The report, which was released as the industry marked the 20th edition of its yearly baggage benchmark, showed that mishandled baggage rates declined by 23 per cent in 2025, the strongest improvement recorded outside the COVID-19 recovery period, just as global passenger traffic climbed to five billion.

According to SITA, approximately 24 million bags were mishandled during the year, with each incident costing airlines an average of $260.

Given that the industry’s average net profit stood at just $8 per passenger, the report noted that a single mishandled bag could wipe out the profit generated from more than 30 passengers, while five such incidents could eliminate the profit from an entire flight.

The report expressed that although passenger volumes continued to outgrow airport infrastructure expansion, the adoption of advanced digital technologies was beginning to transform baggage operations.

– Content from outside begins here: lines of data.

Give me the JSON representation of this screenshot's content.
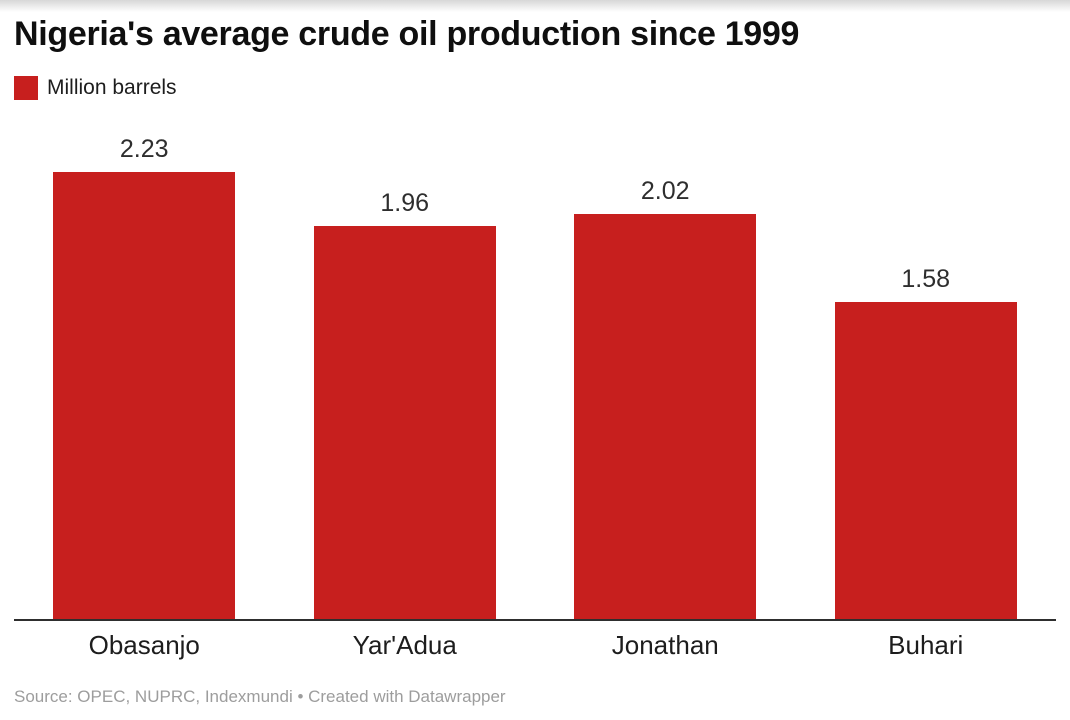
{
  "page": {
    "title": "Nigeria's average crude oil production since 1999"
  },
  "legend": {
    "label": "Million barrels",
    "swatch_color": "#c71f1e"
  },
  "colors": {
    "bar": "#c71f1e",
    "axis_line": "#2e2e2e",
    "title_text": "#0f0f0f",
    "value_label": "#2e2e2e",
    "category_label": "#1d1d1d",
    "source_text": "#9d9d9d",
    "background": "#ffffff"
  },
  "footer": {
    "attribution": "Source: OPEC, NUPRC, Indexmundi • Created with Datawrapper"
  },
  "chart_data": {
    "type": "bar",
    "title": "Nigeria's average crude oil production since 1999",
    "legend_entries": [
      {
        "label": "Million barrels",
        "color": "#c71f1e"
      }
    ],
    "legend_position": "top-left",
    "categories": [
      "Obasanjo",
      "Yar'Adua",
      "Jonathan",
      "Buhari"
    ],
    "values": [
      2.23,
      1.96,
      2.02,
      1.58
    ],
    "value_labels": [
      "2.23",
      "1.96",
      "2.02",
      "1.58"
    ],
    "xlabel": "",
    "ylabel": "Million barrels",
    "ylim": [
      0,
      2.44
    ],
    "grid": false,
    "value_labels_shown": true,
    "source": "Source: OPEC, NUPRC, Indexmundi • Created with Datawrapper"
  }
}
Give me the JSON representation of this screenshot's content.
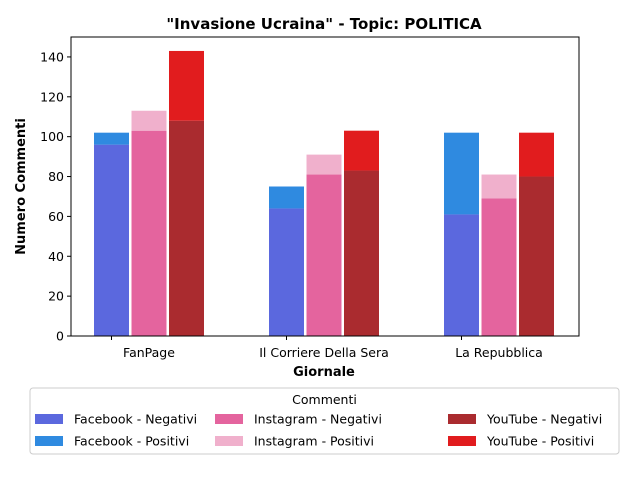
{
  "chart_data": {
    "type": "bar",
    "stacked": true,
    "title": "\"Invasione Ucraina\" - Topic: POLITICA",
    "xlabel": "Giornale",
    "ylabel": "Numero Commenti",
    "ylim": [
      0,
      150
    ],
    "yticks": [
      0,
      20,
      40,
      60,
      80,
      100,
      120,
      140
    ],
    "categories": [
      "FanPage",
      "Il Corriere Della Sera",
      "La Repubblica"
    ],
    "groups": [
      {
        "platform": "Facebook",
        "series": [
          {
            "name": "Facebook - Negativi",
            "color": "#5b68de",
            "values": [
              96,
              64,
              61
            ]
          },
          {
            "name": "Facebook - Positivi",
            "color": "#2f8ae0",
            "values": [
              6,
              11,
              41
            ]
          }
        ]
      },
      {
        "platform": "Instagram",
        "series": [
          {
            "name": "Instagram - Negativi",
            "color": "#e4649e",
            "values": [
              103,
              81,
              69
            ]
          },
          {
            "name": "Instagram - Positivi",
            "color": "#f0b0cc",
            "values": [
              10,
              10,
              12
            ]
          }
        ]
      },
      {
        "platform": "YouTube",
        "series": [
          {
            "name": "YouTube - Negativi",
            "color": "#aa2b2f",
            "values": [
              108,
              83,
              80
            ]
          },
          {
            "name": "YouTube - Positivi",
            "color": "#e11c1e",
            "values": [
              35,
              20,
              22
            ]
          }
        ]
      }
    ],
    "legend": {
      "title": "Commenti",
      "placement": "bottom",
      "columns": 3
    },
    "grid": false
  }
}
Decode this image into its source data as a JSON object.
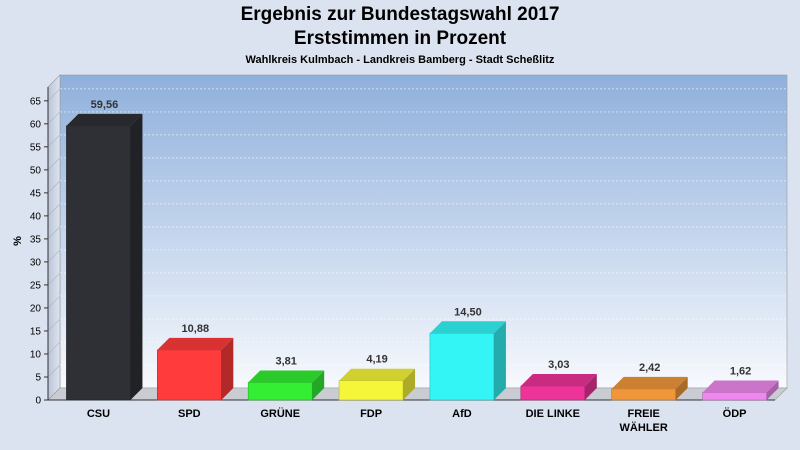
{
  "chart_data": {
    "type": "bar",
    "title": "Ergebnis zur Bundestagswahl 2017",
    "subtitle": "Erststimmen in Prozent",
    "caption": "Wahlkreis Kulmbach - Landkreis Bamberg - Stadt Scheßlitz",
    "ylabel": "%",
    "ylim": [
      0,
      68
    ],
    "yticks": [
      0,
      5,
      10,
      15,
      20,
      25,
      30,
      35,
      40,
      45,
      50,
      55,
      60,
      65
    ],
    "grid": true,
    "categories": [
      "CSU",
      "SPD",
      "GRÜNE",
      "FDP",
      "AfD",
      "DIE LINKE",
      "FREIE WÄHLER",
      "ÖDP"
    ],
    "category_lines": [
      [
        "CSU"
      ],
      [
        "SPD"
      ],
      [
        "GRÜNE"
      ],
      [
        "FDP"
      ],
      [
        "AfD"
      ],
      [
        "DIE LINKE"
      ],
      [
        "FREIE",
        "WÄHLER"
      ],
      [
        "ÖDP"
      ]
    ],
    "values": [
      59.56,
      10.88,
      3.81,
      4.19,
      14.5,
      3.03,
      2.42,
      1.62
    ],
    "value_labels": [
      "59,56",
      "10,88",
      "3,81",
      "4,19",
      "14,50",
      "3,03",
      "2,42",
      "1,62"
    ],
    "colors": [
      "#2f3035",
      "#ff3b3b",
      "#33ee33",
      "#f5f53a",
      "#33f5f5",
      "#ee3399",
      "#f0963a",
      "#ee88ee"
    ]
  }
}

It noted that real-time data sharing, artificial intelligence-powered baggage routing, biometric bag-drop systems and connected passenger devices were among the innovations responsible for the industry’s improved performance in 2025.

SITA’s Portfolio Director for Baggage, Nicole Hogg, said baggage management was increasingly becoming a digital service rather than merely an operational process.

Hogg pointed out that baggage was shifting from a logistical problem to a digital service as passengers expected to know where their bag was at every moment.

The report mentioned several technology-driven successes across the aviation sector.

According to the report, the integration of Apple’s Find My feature with SITA WorldTracer reduced permanently lost baggage by 90 per cent within its first year while shortening delayed baggage recovery time by 26 per cent.

SITA has also incorporated Google’s Find Hub item location-sharing capability into the WorldTracer platform, the report said.

Also, Thai Airways’ deployment of SITA’s Auto Reflight solution reduced baggage rebooking time from three minutes to just one second per bag across nine airports.

The Chief Executive Officer, SITA, David Lavorel, said the industry’s future growth would depend largely on intelligent technology rather than physical infrastructure expansion.

Transfer baggage remained the leading cause of mishandling, accounting for 39 per cent of reported cases in 2025, an improvement from 41 per cent recorded the previous year.